Répondant à ces questions et remarques, le Rapporteur spécial sur la promotion de la vérité, de la justice, de la réparation et des garanties de non-répétition s’est d’abord inscrit en faux contre la position de la Fédération de Russie: « non, le lien entre les ODD et la justice de transition n’est pas artificiel », a-t-il tranché. Si le développement durable n’est pas inclus dans nos combats contre les violations du droit humanitaire ou autres droits humains, notre échec sera cuisant, a-t-il expliqué, invitant, au contraire, tous les acteurs à réfléchir à l’articulation entre ODD et justice de transition. Il a regretté ensuite que des lois d’amnistie et autres mécanismes judiciaires blanchissent parfois les auteurs des pires atrocités.

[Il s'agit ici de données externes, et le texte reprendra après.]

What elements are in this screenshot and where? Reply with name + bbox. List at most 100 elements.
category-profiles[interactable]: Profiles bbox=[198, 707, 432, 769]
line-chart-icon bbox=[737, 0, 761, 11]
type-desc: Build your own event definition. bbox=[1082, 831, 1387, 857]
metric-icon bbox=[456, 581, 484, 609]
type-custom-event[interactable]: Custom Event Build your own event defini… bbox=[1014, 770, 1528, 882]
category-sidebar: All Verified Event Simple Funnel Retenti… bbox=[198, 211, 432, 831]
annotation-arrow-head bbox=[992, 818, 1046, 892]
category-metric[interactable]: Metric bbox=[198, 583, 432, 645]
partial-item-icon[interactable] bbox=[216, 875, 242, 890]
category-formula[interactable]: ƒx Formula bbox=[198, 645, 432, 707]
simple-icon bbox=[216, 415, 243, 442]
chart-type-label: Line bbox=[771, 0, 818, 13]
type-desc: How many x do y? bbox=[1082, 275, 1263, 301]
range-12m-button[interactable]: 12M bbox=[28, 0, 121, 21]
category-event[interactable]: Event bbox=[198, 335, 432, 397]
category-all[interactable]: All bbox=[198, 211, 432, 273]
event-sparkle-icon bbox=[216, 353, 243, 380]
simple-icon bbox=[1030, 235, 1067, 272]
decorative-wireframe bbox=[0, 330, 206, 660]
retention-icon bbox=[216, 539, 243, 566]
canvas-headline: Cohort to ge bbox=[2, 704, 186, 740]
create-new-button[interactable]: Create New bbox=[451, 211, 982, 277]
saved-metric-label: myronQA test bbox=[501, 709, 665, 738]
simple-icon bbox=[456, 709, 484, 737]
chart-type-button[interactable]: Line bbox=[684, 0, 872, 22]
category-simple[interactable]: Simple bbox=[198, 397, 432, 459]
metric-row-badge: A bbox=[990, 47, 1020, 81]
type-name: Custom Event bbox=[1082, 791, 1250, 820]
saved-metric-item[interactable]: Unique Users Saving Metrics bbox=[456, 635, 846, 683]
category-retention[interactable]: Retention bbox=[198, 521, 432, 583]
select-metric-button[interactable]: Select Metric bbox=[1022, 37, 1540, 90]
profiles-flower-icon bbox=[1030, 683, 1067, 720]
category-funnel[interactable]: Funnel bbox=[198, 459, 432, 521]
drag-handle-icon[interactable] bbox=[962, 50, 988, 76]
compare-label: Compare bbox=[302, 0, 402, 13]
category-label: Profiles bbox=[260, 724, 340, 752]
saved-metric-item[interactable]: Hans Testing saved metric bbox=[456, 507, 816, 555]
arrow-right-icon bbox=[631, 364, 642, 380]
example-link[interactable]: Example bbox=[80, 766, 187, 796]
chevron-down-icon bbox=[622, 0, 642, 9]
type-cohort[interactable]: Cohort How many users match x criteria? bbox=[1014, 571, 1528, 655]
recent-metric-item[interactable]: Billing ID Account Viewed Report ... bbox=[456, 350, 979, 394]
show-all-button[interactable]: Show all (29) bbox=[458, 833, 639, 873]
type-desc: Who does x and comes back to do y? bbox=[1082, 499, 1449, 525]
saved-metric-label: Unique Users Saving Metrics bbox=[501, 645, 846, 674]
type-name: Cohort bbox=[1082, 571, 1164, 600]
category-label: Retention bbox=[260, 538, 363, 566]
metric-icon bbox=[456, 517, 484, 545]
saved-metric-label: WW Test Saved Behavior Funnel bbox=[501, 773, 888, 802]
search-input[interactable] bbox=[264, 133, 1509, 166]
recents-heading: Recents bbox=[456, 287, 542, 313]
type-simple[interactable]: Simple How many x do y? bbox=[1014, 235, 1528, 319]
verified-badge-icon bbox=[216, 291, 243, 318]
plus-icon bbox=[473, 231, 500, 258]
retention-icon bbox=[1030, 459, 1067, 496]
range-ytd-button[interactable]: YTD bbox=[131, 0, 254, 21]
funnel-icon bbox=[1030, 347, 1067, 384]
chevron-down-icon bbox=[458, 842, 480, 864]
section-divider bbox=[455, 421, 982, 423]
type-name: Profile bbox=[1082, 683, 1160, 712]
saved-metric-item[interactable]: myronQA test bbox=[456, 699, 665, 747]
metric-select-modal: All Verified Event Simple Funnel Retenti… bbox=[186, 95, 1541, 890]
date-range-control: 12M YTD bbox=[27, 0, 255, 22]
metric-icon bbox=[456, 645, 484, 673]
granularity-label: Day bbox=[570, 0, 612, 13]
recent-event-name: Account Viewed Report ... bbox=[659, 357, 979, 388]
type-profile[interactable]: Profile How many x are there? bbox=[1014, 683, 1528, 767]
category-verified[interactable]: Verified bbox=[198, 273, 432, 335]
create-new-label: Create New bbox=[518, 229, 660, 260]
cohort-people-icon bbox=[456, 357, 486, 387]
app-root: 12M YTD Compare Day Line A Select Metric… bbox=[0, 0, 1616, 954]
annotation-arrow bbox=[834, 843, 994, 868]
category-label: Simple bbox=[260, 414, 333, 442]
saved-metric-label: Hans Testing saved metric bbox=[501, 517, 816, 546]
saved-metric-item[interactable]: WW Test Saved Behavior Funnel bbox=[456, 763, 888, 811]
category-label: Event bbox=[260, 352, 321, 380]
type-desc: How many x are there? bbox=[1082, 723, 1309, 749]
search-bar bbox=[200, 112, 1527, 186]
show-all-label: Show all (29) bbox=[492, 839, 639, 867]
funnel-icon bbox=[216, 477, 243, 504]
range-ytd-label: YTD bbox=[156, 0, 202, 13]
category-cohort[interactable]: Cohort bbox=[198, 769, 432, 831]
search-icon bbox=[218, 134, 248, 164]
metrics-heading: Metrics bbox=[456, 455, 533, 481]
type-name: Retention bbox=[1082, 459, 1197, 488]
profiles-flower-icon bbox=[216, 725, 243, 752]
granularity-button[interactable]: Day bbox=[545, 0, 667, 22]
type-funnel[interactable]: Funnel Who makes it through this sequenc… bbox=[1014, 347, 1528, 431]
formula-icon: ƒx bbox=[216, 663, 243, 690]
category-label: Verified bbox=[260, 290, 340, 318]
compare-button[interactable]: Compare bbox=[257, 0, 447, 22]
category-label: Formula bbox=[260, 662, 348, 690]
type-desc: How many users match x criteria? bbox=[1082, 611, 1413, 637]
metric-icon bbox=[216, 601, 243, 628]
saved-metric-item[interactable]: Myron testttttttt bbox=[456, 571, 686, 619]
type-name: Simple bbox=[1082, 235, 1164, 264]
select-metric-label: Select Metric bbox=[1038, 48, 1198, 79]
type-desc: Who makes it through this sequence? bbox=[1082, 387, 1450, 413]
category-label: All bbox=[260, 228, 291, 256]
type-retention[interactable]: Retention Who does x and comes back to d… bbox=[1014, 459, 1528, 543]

Abordant la question des réparations, le Rapporteur spécial a estimé qu’outre l’indemnisation pécuniaire, les États ne sauraient omettre le soutien psychologique dont ont besoin les victimes, saluant les efforts déployés par la Colombie en ce sens. C’est la voix des victimes qui doit être entendue prioritairement, indépendamment des agresseurs, et quelles que soient les victimes, a souligné le Rapporteur qui a déploré que certaines institutions ne les écoutent que d’une oreille pour ensuite justifier une absence de résultat. Rappelant que les victimes sont les premières concernées par la question des réparations, il a estimé qu’elles doivent parler quand elles se sentent aptes à témoigner, et non pas lorsqu’elles s’y sentent contraintes. Le Rapporteur a ensuite appelé à profiter de la tenue, l’an prochain, du forum sur les ODD pour discuter de leurs liens avec la justice de transition.